L’utente potrà quindi leggere un certo numero di articoli, ma superato quel limite dovrà essere disposto a pagare. Due anni fa Rcs ha presentato un Piano Industriale che sta trasformando l’azienda nel segno del digitale che sta dando risultati anche in termini di un significativo risparmio di risorse.  Una scelta annunciata da tempo, quindi, volta ad accrescere la capacità di monetizzare le attività digitali, i cui ricavi, secondo l’ultima semestrale del gruppo, sono stati pari al 13% (+8%). Gli obiettivi futuri, però, sono del 21%.

“Dallo scorso novembre, quando abbiamo lanciato questo programma in Spagna per El Mundo, abbiamo registrato decine di migliaia di nuove adesioni – ha precisato il manager -. Pensiamo a un paywall in una logica di membership, per cui i nostri lettori, fieri di leggere il nostro giornale, faranno parte di un club che permetterà loro di accedere ai contenuti ma anche di vivere l’esperienza del Corriere”.

Scott Jovane ha annunciato, inoltre, che nei prossimi giorni prenderà il via Gazzabet, l’agenzia di scommesse sportive interna alla media company.

“La spinta che viene da fuori va compresa e portata all’interno del mondo dei media – ha proseguito l’ad -. Le abitudini di lettura sono passate dalla carta al digitale e i lettori trovano ciò che cercano sulle nuove piattaforme”. Senza dimenticare che oltre a portare i contenuti su web, tablet e mobile, occorre puntare a trasformare il contenuto “da letto a visto, cioè la parte video – ha aggiunto il manager -. Abbiamo raggiunto sul tablet, tra Italia e Spagna, 250mila utenti paganti.
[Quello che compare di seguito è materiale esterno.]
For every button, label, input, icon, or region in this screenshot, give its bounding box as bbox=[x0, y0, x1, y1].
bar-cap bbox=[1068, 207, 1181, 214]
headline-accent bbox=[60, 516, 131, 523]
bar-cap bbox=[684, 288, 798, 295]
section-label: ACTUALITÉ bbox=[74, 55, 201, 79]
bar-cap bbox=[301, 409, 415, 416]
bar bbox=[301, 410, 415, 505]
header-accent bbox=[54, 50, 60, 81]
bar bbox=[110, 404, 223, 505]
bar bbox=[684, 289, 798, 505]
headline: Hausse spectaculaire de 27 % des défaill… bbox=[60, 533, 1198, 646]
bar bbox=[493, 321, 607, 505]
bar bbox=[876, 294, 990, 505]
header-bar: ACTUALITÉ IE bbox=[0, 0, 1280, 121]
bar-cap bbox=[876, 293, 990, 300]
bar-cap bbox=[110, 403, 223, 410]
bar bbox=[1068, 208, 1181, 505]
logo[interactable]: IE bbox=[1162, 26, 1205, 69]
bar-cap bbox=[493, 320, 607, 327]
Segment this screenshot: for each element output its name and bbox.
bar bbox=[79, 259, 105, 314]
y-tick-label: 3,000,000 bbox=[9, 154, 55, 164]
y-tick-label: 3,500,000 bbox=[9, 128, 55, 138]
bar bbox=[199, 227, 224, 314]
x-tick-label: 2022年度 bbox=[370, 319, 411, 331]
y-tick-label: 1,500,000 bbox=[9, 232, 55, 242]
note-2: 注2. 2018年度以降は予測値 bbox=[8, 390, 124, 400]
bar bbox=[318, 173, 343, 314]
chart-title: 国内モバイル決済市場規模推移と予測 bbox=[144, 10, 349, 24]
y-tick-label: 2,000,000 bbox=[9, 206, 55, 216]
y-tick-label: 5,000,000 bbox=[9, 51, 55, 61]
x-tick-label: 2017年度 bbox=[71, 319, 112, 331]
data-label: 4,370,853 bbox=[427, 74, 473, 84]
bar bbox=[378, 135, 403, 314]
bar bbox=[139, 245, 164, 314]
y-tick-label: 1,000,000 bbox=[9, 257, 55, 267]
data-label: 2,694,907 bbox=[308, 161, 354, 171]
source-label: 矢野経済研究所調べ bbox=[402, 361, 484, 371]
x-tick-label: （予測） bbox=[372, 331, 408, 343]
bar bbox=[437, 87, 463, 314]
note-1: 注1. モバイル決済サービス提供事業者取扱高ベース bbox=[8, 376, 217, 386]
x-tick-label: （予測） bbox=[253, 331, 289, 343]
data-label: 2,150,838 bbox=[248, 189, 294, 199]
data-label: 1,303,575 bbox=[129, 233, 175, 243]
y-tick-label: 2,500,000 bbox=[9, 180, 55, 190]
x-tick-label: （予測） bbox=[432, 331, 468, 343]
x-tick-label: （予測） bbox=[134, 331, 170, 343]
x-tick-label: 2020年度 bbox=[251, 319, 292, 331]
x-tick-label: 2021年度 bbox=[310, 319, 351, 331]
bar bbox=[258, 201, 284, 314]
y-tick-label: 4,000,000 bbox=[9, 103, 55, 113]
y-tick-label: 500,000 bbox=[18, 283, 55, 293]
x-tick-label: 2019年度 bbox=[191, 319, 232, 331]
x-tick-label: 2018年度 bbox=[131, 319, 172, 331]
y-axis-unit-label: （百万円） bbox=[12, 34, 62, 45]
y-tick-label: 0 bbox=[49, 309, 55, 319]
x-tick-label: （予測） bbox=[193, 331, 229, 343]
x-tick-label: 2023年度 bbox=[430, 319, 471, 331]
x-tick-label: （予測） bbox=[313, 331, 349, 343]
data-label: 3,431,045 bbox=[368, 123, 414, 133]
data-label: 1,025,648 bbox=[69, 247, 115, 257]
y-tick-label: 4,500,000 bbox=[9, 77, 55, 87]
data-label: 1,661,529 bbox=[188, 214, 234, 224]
Il web è più difficile da monetizzare, ma la vera sfida è il mobile, lo strumento più utilizzato da utenti per quanto riguarda informazioni e social media: siamo posizionati bene perché la nostra offerta su questo device è già a pagamento. Constatiamo che la nostra strategia sta andando nella direzione giusta. Nel primo semestre dell’anno siamo cresciuti in termini di raccolta pubblicitaria anno su anno discostandoci dal trend del settore. L’obiettivo è quello di allontanarci dal trend negativo del mercato. Rcs Libri sta andando particolarmente bene, la raccolta sui media tradizionali sta dando segnali di ripresa in Spagna, mentre in Italia non vediamo cambiamenti rispetto a quello che abbiamo osservato nel precedente trimestre, ma siamo sereni sul raggiungimento del nostro target a fine settembre”.